“Beauty is back, rejoice!” So ends The Paper Camera, Youmna Chlala’s flickering catalog of Beirut and other cities, where loss and longing are interspersed with vignettes of intimacy: family members make salad and go swimming; lovers observe each other with a languorous curiosity; childhood objects resurface. Charting the absence between unrecoverable points of origin and migrating bodies, The Paper Camera is a multilingual, hybrid text that explores how the boundaries of a city map themselves onto language and memory, while poetry proposes a new cartography. “First, we had to learn each other’s languages. / This was the longest, most loving trial. / Then we undid our own.”
Youmna Chlala
Praise for The Paper Camera
This is a remarquable ‘camera’ work where the film keeps moving along people who’re running from city to city, continent to continent, directed by ‘a young girl (who) sticks her tongue out of a gun.’ Covering, and uncovering Lebanon, she extracts a remarkable poetry from a continuously exploding war.
— Etel Adnan
Vigorously rangy and adventurous, this is a book that locates human dignity in daily detail and, in turn, tracks the minute ways that our most mundane moments are informed by ancient sources of human integrity, from Gilgamesh to sharing a meal. The triangulation of two verbal languages and one visual one underscores a dynamic based on constant displacement, creating a structural echo of the work’s abiding focus on the cultural disruption created by exile in its myriad forms and causes. Most of the visual images are of windows, often taken from the outside looking in, offering a strong metaphorical through-line; we may be outside-looking-in, but we can see—not what’s on the other side of the window, but something beyond it; it’s a book that sees beyond the readily visible and uses that to see in more intricate ways.
— Cole Swensen
Youmna Chlala shows us that a book taking place in one location—be that a language, a city, between a certain set of pages—is always also unfolding some place else (in another language, a different city, in a photograph rather than a book), and it’s this double-occurring of sight and reach and render that most closely approximates what we have inherited and what we have passed on in this life of violence and remembering. The Paper Camera is a conductive force, flaring and deeply moving.
— Renee Gladman
Surprisingly perhaps, the poignant and (fittingly) disorienting collage of moments and memories that is The Paper Camera ends with something of an apotheosis of language itself, of the energy of words in which the poet has recovered or constructed a home-between-worlds.

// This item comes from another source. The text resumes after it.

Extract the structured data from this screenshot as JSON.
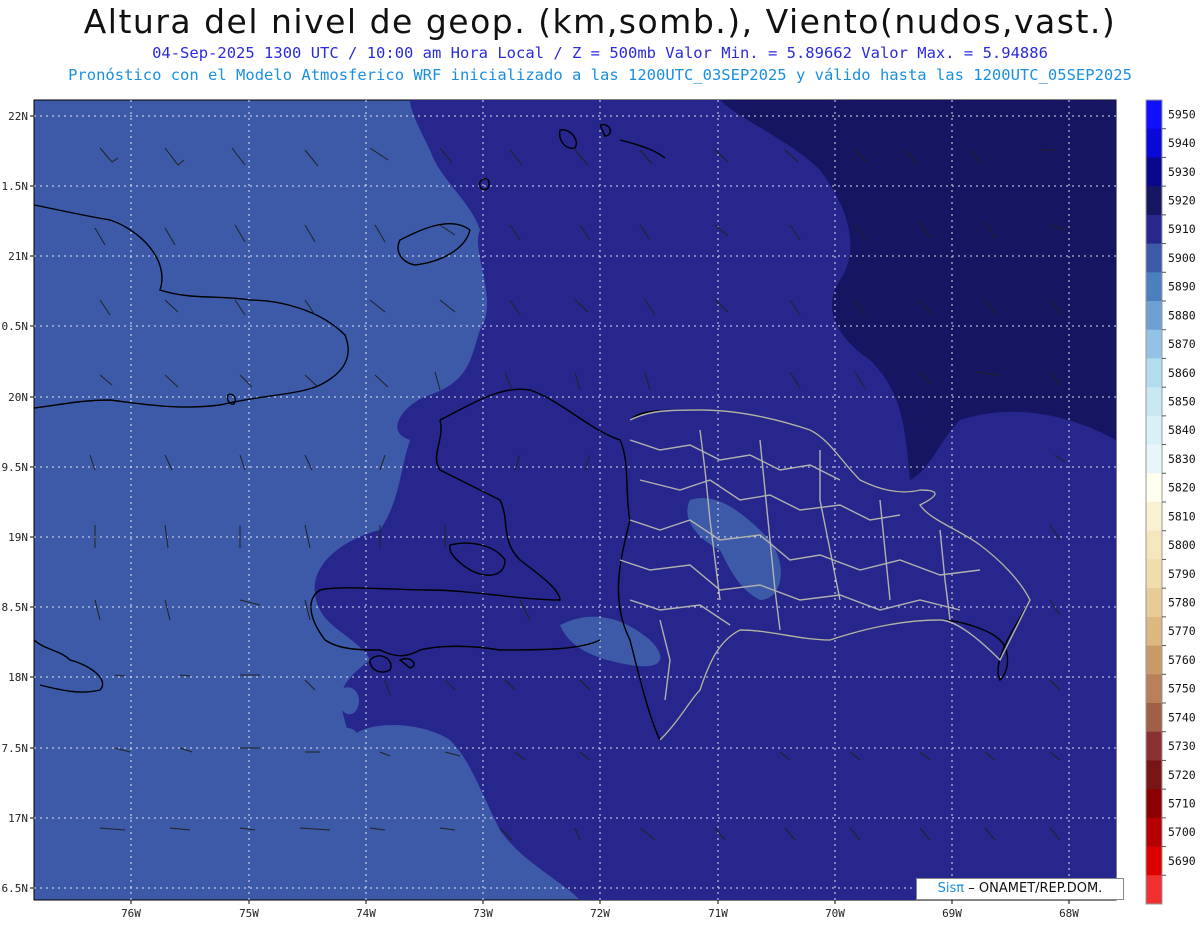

—Mark Scroggins, Hyperallergic
This is pollination, this is translation in bloom— the film is translated into photograph, the city is translated into film, into photograph, into text, into language. The city is in Arabic, the city is in French. The city is Beirut, the city is Paris. The writing is drawing, the drawing is dancing, and the dancing is translation. This equation, as presented in the final poem, is the essence of the physics of memory, of the mechanics of the camera: “→speed + instantaneous = no place.”